Was there anyone in your young life with whom you shared a writing bond? Anybody now?

Everybody Get Together Try And Love One Another RIght Now

Dear Betsy Lerner:

Do you ever wonder if there are great books that are not getting published? Name WITHHELD

Whenever people ask that question, it always sounds suspiciously like: is it possible that my great book won’t get published? Or is it possible that the great publishing machine might miss a great book or two? Or is there a great genius out there who does not seek publication? Or who has possibly given up?

There are a lot ways to think about these questions. Emily Dickinson always springs to mind first. Imagine sitting on the equivalent of all that literary dynamite and not seeing any of it published in your lifetime. If she were alive today she would be Lady Gaga. I think about JD Salinger who was one of the world’s great haters and wouldn’t let the likes of us besmirch his later works with our cloddish reviews and insufficient love and understanding of his characters. And then, of course, the Pulitzer Prize winning Confederacy of Dunces by John Kennedy Toole whose mother got his book published posthumously in the aftermath of his suicide (a book I’ve started a few times and have never finished).  Do I think there are great books not getting published? Well, I know there are a lot crappy books getting published.

What do you think: are great books not finding their way into print? Or does the cream always rise?

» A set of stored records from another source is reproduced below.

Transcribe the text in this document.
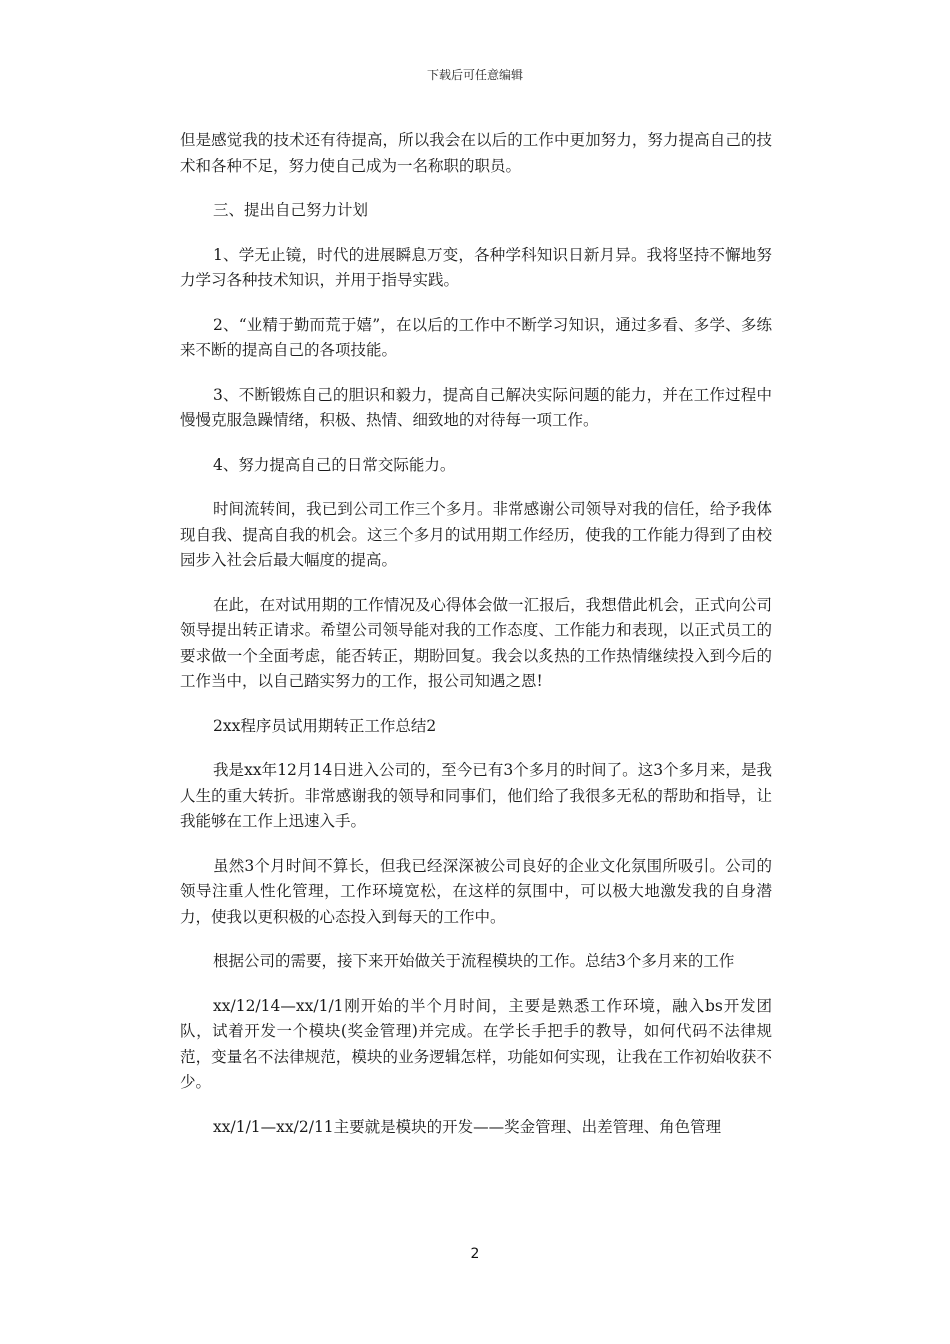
下载后可任意编辑

但是感觉我的技术还有待提高，所以我会在以后的工作中更加努力，努力提高自己的技术和各种不足，努力使自己成为一名称职的职员。

三、提出自己努力计划

1、学无止镜，时代的进展瞬息万变，各种学科知识日新月异。我将坚持不懈地努力学习各种技术知识，并用于指导实践。

2、“业精于勤而荒于嬉”，在以后的工作中不断学习知识，通过多看、多学、多练来不断的提高自己的各项技能。

3、不断锻炼自己的胆识和毅力，提高自己解决实际问题的能力，并在工作过程中慢慢克服急躁情绪，积极、热情、细致地的对待每一项工作。

4、努力提高自己的日常交际能力。

时间流转间，我已到公司工作三个多月。非常感谢公司领导对我的信任，给予我体现自我、提高自我的机会。这三个多月的试用期工作经历，使我的工作能力得到了由校园步入社会后最大幅度的提高。

在此，在对试用期的工作情况及心得体会做一汇报后，我想借此机会，正式向公司领导提出转正请求。希望公司领导能对我的工作态度、工作能力和表现，以正式员工的要求做一个全面考虑，能否转正，期盼回复。我会以炙热的工作热情继续投入到今后的工作当中，以自己踏实努力的工作，报公司知遇之恩!

2xx程序员试用期转正工作总结2

我是xx年12月14日进入公司的，至今已有3个多月的时间了。这3个多月来，是我人生的重大转折。非常感谢我的领导和同事们，他们给了我很多无私的帮助和指导，让我能够在工作上迅速入手。

虽然3个月时间不算长，但我已经深深被公司良好的企业文化氛围所吸引。公司的领导注重人性化管理，工作环境宽松，在这样的氛围中，可以极大地激发我的自身潜力，使我以更积极的心态投入到每天的工作中。

根据公司的需要，接下来开始做关于流程模块的工作。总结3个多月来的工作

xx/12/14—xx/1/1刚开始的半个月时间，主要是熟悉工作环境，融入bs开发团队，试着开发一个模块(奖金管理)并完成。在学长手把手的教导，如何代码不法律规范，变量名不法律规范，模块的业务逻辑怎样，功能如何实现，让我在工作初始收获不少。

xx/1/1—xx/2/11主要就是模块的开发——奖金管理、出差管理、角色管理

2
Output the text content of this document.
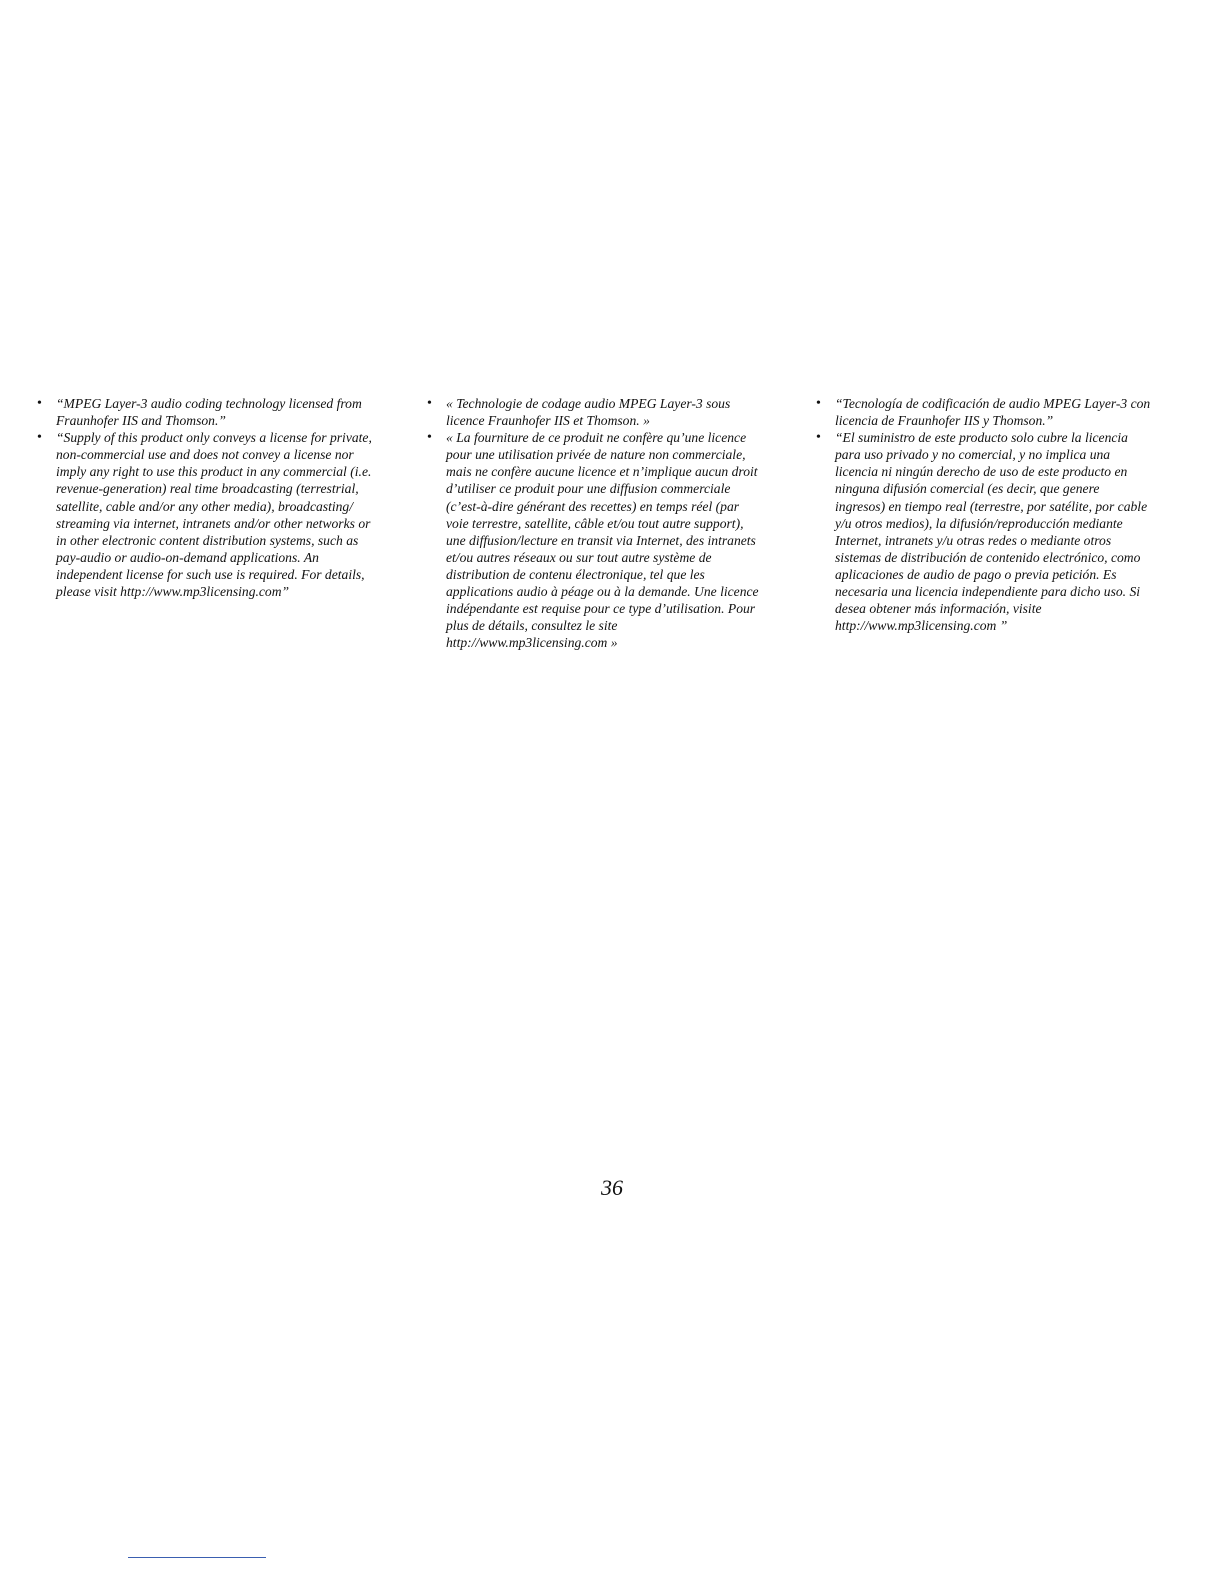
• “MPEG Layer-3 audio coding technology licensed from
Fraunhofer IIS and Thomson.”
• “Supply of this product only conveys a license for private,
non-commercial use and does not convey a license nor
imply any right to use this product in any commercial (i.e.
revenue-generation) real time broadcasting (terrestrial,
satellite, cable and/or any other media), broadcasting/
streaming via internet, intranets and/or other networks or
in other electronic content distribution systems, such as
pay-audio or audio-on-demand applications. An
independent license for such use is required. For details,
please visit http://www.mp3licensing.com”
• « Technologie de codage audio MPEG Layer-3 sous
licence Fraunhofer IIS et Thomson. »
• « La fourniture de ce produit ne confère qu’une licence
pour une utilisation privée de nature non commerciale,
mais ne confère aucune licence et n’implique aucun droit
d’utiliser ce produit pour une diffusion commerciale
(c’est-à-dire générant des recettes) en temps réel (par
voie terrestre, satellite, câble et/ou tout autre support),
une diffusion/lecture en transit via Internet, des intranets
et/ou autres réseaux ou sur tout autre système de
distribution de contenu électronique, tel que les
applications audio à péage ou à la demande. Une licence
indépendante est requise pour ce type d’utilisation. Pour
plus de détails, consultez le site
http://www.mp3licensing.com »
• “Tecnología de codificación de audio MPEG Layer-3 con
licencia de Fraunhofer IIS y Thomson.”
• “El suministro de este producto solo cubre la licencia
para uso privado y no comercial, y no implica una
licencia ni ningún derecho de uso de este producto en
ninguna difusión comercial (es decir, que genere
ingresos) en tiempo real (terrestre, por satélite, por cable
y/u otros medios), la difusión/reproducción mediante
Internet, intranets y/u otras redes o mediante otros
sistemas de distribución de contenido electrónico, como
aplicaciones de audio de pago o previa petición. Es
necesaria una licencia independiente para dicho uso. Si
desea obtener más información, visite
http://www.mp3licensing.com ”
36
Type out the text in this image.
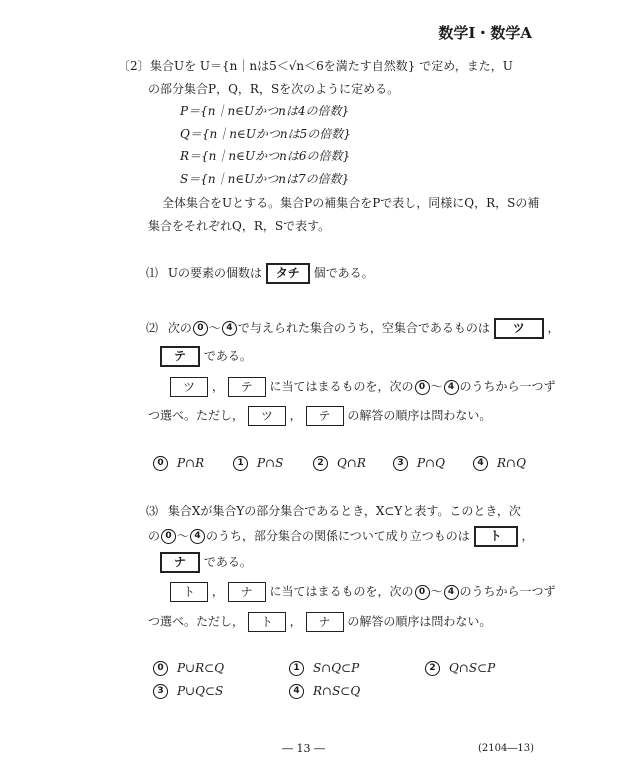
数学Ⅰ・数学A
〔2〕 集合Uを U＝{n｜nは5＜√n＜6を満たす自然数} で定め，また，U
の部分集合P，Q，R，Sを次のように定める。
P＝{n｜n∈Uかつnは4の倍数}
Q＝{n｜n∈Uかつnは5の倍数}
R＝{n｜n∈Uかつnは6の倍数}
S＝{n｜n∈Uかつnは7の倍数}
全体集合をUとする。集合Pの補集合をPで表し，同様にQ，R，Sの補
集合をそれぞれQ，R，Sで表す。
⑴ Uの要素の個数は タチ 個である。
⑵ 次の 0 ～ 4 で与えられた集合のうち，空集合であるものは ツ ，
テ である。
ツ ， テ に当てはまるものを，次の 0 ～ 4 のうちから一つず
つ選べ。ただし， ツ ， テ の解答の順序は問わない。
0 P∩R	1 P∩S	2 Q∩R	3 P∩Q	4 R∩Q
⑶ 集合Xが集合Yの部分集合であるとき，X⊂Yと表す。このとき，次
の 0 ～ 4 のうち，部分集合の関係について成り立つものは ト ，
ナ である。
ト ， ナ に当てはまるものを，次の 0 ～ 4 のうちから一つず
つ選べ。ただし， ト ， ナ の解答の順序は問わない。
0 P∪R⊂Q	1 S∩Q⊂P	2 Q∩S⊂P
3 P∪Q⊂S	4 R∩S⊂Q
― 13 ―	(2104―13)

You’re Only Dancing on This Earth For a Short While

Dear Betsy: Much of the work I do is written in 14-point font, but publishers and others request 12.  Why the 12 when 14 is easier to read? NAME WITHHELD

You know, every now and then you get a question that touches you deeply. That cuts to the core. Font size is one of those issues. Like penises, they can be too big, too small, or just right. 12-point is the standard, friend, don’t fuck with it. And don’t go all Boldoni or Helvetica on my ass either. Bring it in 12 point type, Times New Roman, double-spaced paginated pages because there is nothing uglier on the face of the earth than an agent who has reached over for  a sip of her Numi ginger tea and dropped an unpaginated manuscript all over the floor. And while we’re at it: don’t use colored paper, don’t use personalized stationery especially if it’s decorated with a quill, a typewriter, kittens, or a tiny shelf of books,  don’t include a picture of yourself (really, do not), no little gifties like chocolate or gift cards especially if they’re for Cracker Barrel, no perfume, or CD’s, or a small horse made out of ear wax. Don’t do anything cute, or funny (as in ha ha), or cheeky, or silly. This is not an audition for American Idol. This is your manuscript. Keep it holy.

Tonight there is only question: what the fuck?

I Thought Love Was More or Less a Give

Today has seen all the colors of the client rainbow. One was super cranky about his publisher. Another was intimidated by her publisher. One wanted to fire her editor. Another was pissed about publicity. One was grateful for his starred Publisher’s Weekly review. One was going nuts waiting for a contract. Another was waging war with his editor over catalogue copy.  Another was thrilled with his jacket. (It is a kick ass, home run, slam dunk jacket.) One needed reassurance that he could write. Another wanted to have coffee to talk about new ideas. A new client needed help with his proposal. And one little piggy  ran all the way home — turning in the final chapters of a novel that’s been in progress for a few years. And he nailed it. Dear Lord, help me help all my clients achieve their dreams. Help me help them.

What do you want from your agent? And if you don’t have one yet, what do you think you’d want?